A plastic surgeon in Brazil is facing his 48th medical malpractice claim from a patient who suffered blindness following an abdominoplasty and liposculpture procedure. Following her surgery, the patient began losing her vision and attempted to contact the surgeon but he allegdly was slow to respond or failed to respond. As a result, the patient alleges that she suffered ischemic optic neuropathy that resulted in complete loss of vision in her left eye and partial loss of vision in her right eye, which are permanent conditions.
The patient’s medical malpractice lawyer in Brazil stated, “Absolutely regrettable that a doctor in a post-operative period does not give due attention to a patient who reports that she is going blind in the way she reported. With the desperation she reported. It is absolutely regrettable. This conduct can indeed represent omission help.”
The plastic surgeon also issued a statement: “I will prove that I acted exactly within the normal parameters, which the Brazilian Society of Plastic Surgery and the Federal Council of Medicine appreciate. . So much so that the parameters were normal during discharge.”
The plastic surgeon reportedly is responding in court to 47 medical malpractice lawsuits in five states in Brazil (São Paulo, Rio de Janeiro, Espírito Santo, Minas Gerais, and Bahia).
Medical Malpractice Claims In Brazil
According to a recent law review article, the medical profession in Brazil is governed by Resolution No. 2217/2018 of the Federal Council of Medicine (“Resolution”), which approved the Medical Code of Ethics.

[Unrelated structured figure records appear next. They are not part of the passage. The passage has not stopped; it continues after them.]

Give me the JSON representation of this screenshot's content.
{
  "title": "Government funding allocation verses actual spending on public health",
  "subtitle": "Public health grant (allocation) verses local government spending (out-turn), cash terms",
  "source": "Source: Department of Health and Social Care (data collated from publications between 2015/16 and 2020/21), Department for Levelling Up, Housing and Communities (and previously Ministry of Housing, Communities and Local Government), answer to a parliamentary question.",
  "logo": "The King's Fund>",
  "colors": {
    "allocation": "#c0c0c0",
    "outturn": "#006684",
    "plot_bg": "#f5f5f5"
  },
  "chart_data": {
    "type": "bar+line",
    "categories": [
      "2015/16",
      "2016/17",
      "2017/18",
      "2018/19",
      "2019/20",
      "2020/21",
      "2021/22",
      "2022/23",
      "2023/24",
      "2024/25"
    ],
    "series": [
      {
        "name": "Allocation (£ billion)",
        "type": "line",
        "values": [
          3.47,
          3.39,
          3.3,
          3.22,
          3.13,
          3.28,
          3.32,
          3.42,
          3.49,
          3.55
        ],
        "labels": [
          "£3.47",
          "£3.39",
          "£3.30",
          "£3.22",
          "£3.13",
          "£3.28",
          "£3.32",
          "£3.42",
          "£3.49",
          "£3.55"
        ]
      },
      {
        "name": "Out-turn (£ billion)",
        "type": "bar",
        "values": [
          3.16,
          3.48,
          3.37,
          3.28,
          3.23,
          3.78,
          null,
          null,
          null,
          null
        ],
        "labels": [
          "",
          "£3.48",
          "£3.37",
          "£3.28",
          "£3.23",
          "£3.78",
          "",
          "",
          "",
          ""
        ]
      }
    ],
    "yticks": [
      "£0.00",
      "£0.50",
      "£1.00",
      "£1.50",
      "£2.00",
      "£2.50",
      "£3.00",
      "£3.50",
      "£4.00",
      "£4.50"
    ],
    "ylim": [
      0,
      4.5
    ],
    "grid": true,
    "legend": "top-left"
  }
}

Article 1 of the Resolution establishes that the doctor is prohibited from “causing harm to the patient, by action or omission considered as malpractice, recklessness or negligence.” Article 1 adds that “medical liability is always personal and cannot be presumed,” which means that the medical professional’s subjective responsibility derived from the obligation of means.
Article 22 also states that the physician must obtain consent from the patient or the patient’s legal representative after explaining and clarifying the procedure to be performed, except in cases of imminent risk of death. Even if the consent is obtained, the doctor shall assume responsibility for the professional act, in accordance with Article 4. In this sense, the Superior Court of Justice has ruled that fault liability applies in cases of breach of the duty of information as it compromises the consent of the patient, and that the Consumer Defence Code applies, which means that the judge may decide that the burden of proof lies with the doctor and not the patient. However, certain activities may constitute an obligation of result, such as “plastic surgery and technical procedures of laboratory examination and others, such as radiographs, tomographies, magnetic resonances.” The position of the Superior Court of Justice is that cosmetic surgery is an obligation of result, while restorative surgery is an obligation of means.
With regard to the liability of hospitals, the Superior Court of Justice has decided that the fault regime applies. Therefore, it will depend on the evidence of the physician’s fault. The strict regime will only apply if the services provided by the hospital are defective, such as those related to the hospitalization and feeding of the patient, facilities, equipment and auxiliary services, nursing and medical exams. The responsibility for anaesthesia is an obligation of means. The Superior Court of Justice ruled that it only falls “to the joint liability of the head of the medical team when the person who caused the damage is part of the team in a subordinate position. Thus, in the case of an anaesthesiologist, who is part of the team but acts as an autonomous professional, following techniques specific to his or her medical speciality, he or she must be individually held responsible for the event.”